Someone has taken the time to install drain tiles for a reason, start messing with it and you may end up with drainage issues such as standing water ECT.


----------



## h22lude (May 10, 2013)

joecaption said:


> If this is a condo are you allowed to mess with this area since it's on the outside?
> Someone has taken the time to install drain tiles for a reason, start messing with it and you may end up with drainage issues such as standing water ECT.


Yes it is my area so I can do what I want with it.

I assume it the rocks where put there for a reason which is why I asked if I could put top soil on top of that and still be ok. I would think putting grass on top of rocks would still drain ok.

If not, what are my other options? I'm trying to keep my costs down. I could keep the rocks, maybe get new ones to make it look better. Are there other drainage options?


----------



## h22lude (May 10, 2013)

I dug out a lot of the landscape rock and found that the pipe goes the length of my concrete slab which is not what I expected...but I'm glad they did that.

I'm just going to fill it back with newer stone. There was a ton of dirt and it was very compacted which I am guessing is not good for drainage. I will be putting weed fabric then just rocks (no dirt) to help drainage. I want nice looking rocks but I don't want to spend a ton of money. Can I buy the cheap rocks for underneath and cover the top with nicer rocks?


----------



## dengle (Feb 8, 2012)

If they are a different color they *will* eventually move around and be seen. Perhaps another layer of landscaper's fabric between the two. Then it's just a bald spot that could be easily filled in.


----------



## h22lude (May 10, 2013)

Good idea, thanks.

Didn't want to start a new thread for this...I have a down spout that I want to connect to the drainage pipe.

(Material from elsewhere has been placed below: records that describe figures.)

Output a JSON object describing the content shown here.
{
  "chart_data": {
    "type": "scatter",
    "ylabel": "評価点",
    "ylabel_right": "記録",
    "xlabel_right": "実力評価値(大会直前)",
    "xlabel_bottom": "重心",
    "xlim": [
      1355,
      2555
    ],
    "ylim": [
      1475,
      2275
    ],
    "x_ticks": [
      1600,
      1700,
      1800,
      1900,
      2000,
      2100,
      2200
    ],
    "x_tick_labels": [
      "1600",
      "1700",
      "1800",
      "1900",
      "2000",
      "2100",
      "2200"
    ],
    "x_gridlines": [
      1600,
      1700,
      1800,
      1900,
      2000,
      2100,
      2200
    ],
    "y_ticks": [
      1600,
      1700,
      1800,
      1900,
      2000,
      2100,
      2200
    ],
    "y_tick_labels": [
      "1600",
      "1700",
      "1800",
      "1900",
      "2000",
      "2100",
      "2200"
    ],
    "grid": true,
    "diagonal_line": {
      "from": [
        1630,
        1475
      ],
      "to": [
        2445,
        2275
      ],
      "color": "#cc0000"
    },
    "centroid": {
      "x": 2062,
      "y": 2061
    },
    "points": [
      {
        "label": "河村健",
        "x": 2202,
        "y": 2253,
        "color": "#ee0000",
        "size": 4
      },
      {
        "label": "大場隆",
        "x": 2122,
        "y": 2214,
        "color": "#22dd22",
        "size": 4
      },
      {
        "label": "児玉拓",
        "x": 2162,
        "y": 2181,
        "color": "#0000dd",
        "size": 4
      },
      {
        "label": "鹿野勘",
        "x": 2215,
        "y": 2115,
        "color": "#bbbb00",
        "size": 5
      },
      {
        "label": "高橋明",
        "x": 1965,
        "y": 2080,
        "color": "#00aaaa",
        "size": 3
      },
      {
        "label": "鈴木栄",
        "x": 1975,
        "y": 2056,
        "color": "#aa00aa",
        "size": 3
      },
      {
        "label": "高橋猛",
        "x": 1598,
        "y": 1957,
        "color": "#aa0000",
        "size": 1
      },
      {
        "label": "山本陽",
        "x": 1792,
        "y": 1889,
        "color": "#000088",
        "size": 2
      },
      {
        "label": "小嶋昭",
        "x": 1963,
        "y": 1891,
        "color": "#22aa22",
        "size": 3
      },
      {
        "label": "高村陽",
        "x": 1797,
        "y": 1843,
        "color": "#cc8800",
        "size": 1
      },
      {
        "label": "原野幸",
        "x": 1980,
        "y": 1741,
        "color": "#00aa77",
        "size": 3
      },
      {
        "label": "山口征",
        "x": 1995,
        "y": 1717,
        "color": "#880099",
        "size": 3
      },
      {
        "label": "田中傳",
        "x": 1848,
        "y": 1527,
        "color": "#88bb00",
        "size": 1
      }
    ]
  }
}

I dug out the pipe and have about 2 feet showing. I cut the pipe to put in the T only to realize I can't install the T with no movement in the pipes. How can I install the T without digging out the rest of the pipe? If it was just dirt I wouldn't mind but this is dirt and rocks and is very hard to shovel anything.


----------



## bbo (Feb 28, 2010)

h22lude said:


> Good idea, thanks.
> 
> Didn't want to start a new thread for this...I have a down spout that I want to connect to the drainage pipe. I dug out the pipe and have about 2 feet showing. I cut the pipe to put in the T only to realize I can't install the T with no movement in the pipes. How can I install the T without digging out the rest of the pipe? If it was just dirt I wouldn't mind but this is dirt and rocks and is very hard to shovel anything.


you don't have to dig it all out, but the more you dig out, the more "play" the pipe should have.


----------



## mikegp (Jul 17, 2011)

If there is enough gravel or rocks under the grass it could have trouble growing. The gravel allows the water to drain too quickly and the grass doesn't get enough. If you water it everyday it's fine, but it could be an issue in certain conditions.


----------



## oh'mike (Sep 18, 2009)

A picture would help----but sometimes--a hole can be cut into the pipe and a saddle T is simply clamped around the pipe---a saddle T is a two part thing with bolts that clamp the top and bottom----


----------